The poet Campbell has painted a vivid picture of the tragic scene:

On Linden, when the sun was low,

All bloodless lay th' untrodden snow;

And dark as winter was the flow

Of Iser, rolling rapidly.


But Linden saw another sight,

When the drum beat, at dead of night,

Commanding fires of death to light

The darkness of her scenery.


By torch and trumpet fast arrayed,

Each warrior drew his battle-blade,

And furious every charger neighed,

To join the dreadful revelry.


Then shook the hills with thunder riven;

Then rushed the steed to battle driven,

And louder than the bolts of Heaven,

Far flashed the red artillery.


But redder yet that light shall glow

On Linden's hills of stained snow;

And bloodier yet the torrent flow

Of Iser, rolling rapidly.


'Tis morn, but scarce yon level sun

Can pierce the war-clouds, rolling dun,

Where furious Frank, and fiery Hun,

Shout in their sulph'rous canopy.


The combat deepens. On, ye brave

Who rush to glory, or the gravo!

Wave, Munich! all thy banners wave!

And charge with all thy chivalry!


Few, few shall part, where many meet!

The snow shall be their winding-sheet,

And every turf beneath their feet

Shall be a soldier's sepulchre.

Moreau gave the enemy no time to recover from the disaster, and brought them to action again and again with the most favourable results. Indeed, he was within easy distance of Vienna itself when he agreed to sign an armistice at Steyer on Christmas Day 1800, the terms of which were particularly advantageous to his own country.

Macdonald hastened to the assistance of Brune. He crossed the Splugen from Switzerland to Italy in the face of colossal difficulties, difficulties far greater than those when Napoleon turned the Alps. The passage was made in winter, snow beating in the faces of the soldiers, some of whom were whirled to destruction by an avalanche. Eventually the junction was effected, Brune having bravely forced his way to Macdonald by overcoming the opposition of the Imperialists whenever he had an opportunity. Finding that he could make no progress, Bellegarde, the Austrian commander, proposed a truce, and the armistice of Treviso was signed on the 16th January 1801.

Peace, a "peace at any price" let it be said, was secured by the signature of the Treaty of Luneville on the 9th February 1801, by which France added considerably to her greatness and Napoleon to his fame, both in the Republic and abroad. Foreign admiration of the First Consul's genius, however, was not unmixed with disgust at the exacting nature of his demands. Belgium and the left bank of the Rhine again became French territory; the Batavian (Dutch), Helvetic (Swiss), Ligurian, and Cisalpine republics were recognised, and various changes effected in Tuscany and elsewhere. The River Adige became Austria's boundary in Italy, and she retained Venice.

Brief mention must be made of an alliance arranged by the Czar and the First Consul which almost certainly would have had far-reaching results but for the assassination of the former and the British naval victory off Copenhagen in which Nelson played so conspicuous a part. Alexander I., who succeeded his father, refused to play into the hands of Napoleon, and friendly relations between his Court and that of St James was definitely re-established by the Treaty of St Petersburg, the 17th June 1801. The Maritime Confederacy was dissolved, the Czar's example being followed by Sweden and Denmark.

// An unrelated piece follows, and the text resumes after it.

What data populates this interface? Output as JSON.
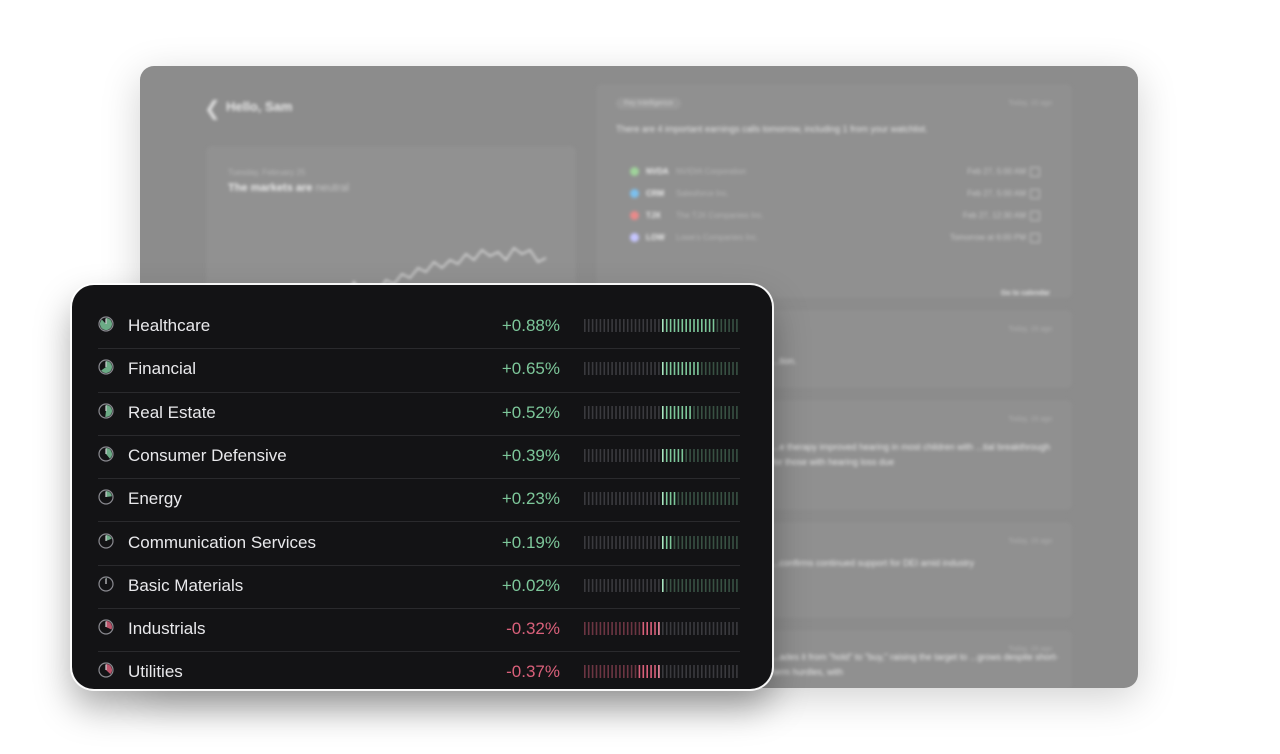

The First Consul felt Paul's death very keenly, but more from a political than a friendly point of view. "In concert with the Czar," he told Bourrienne, "I was sure of striking a mortal blow at the English power in India. A palace revolution has overturned all my projects." One can imagine how the vexation caused by the complete abandonment of such a scheme was intensified by the knowledge that Great Britain continued to hold command of the sea.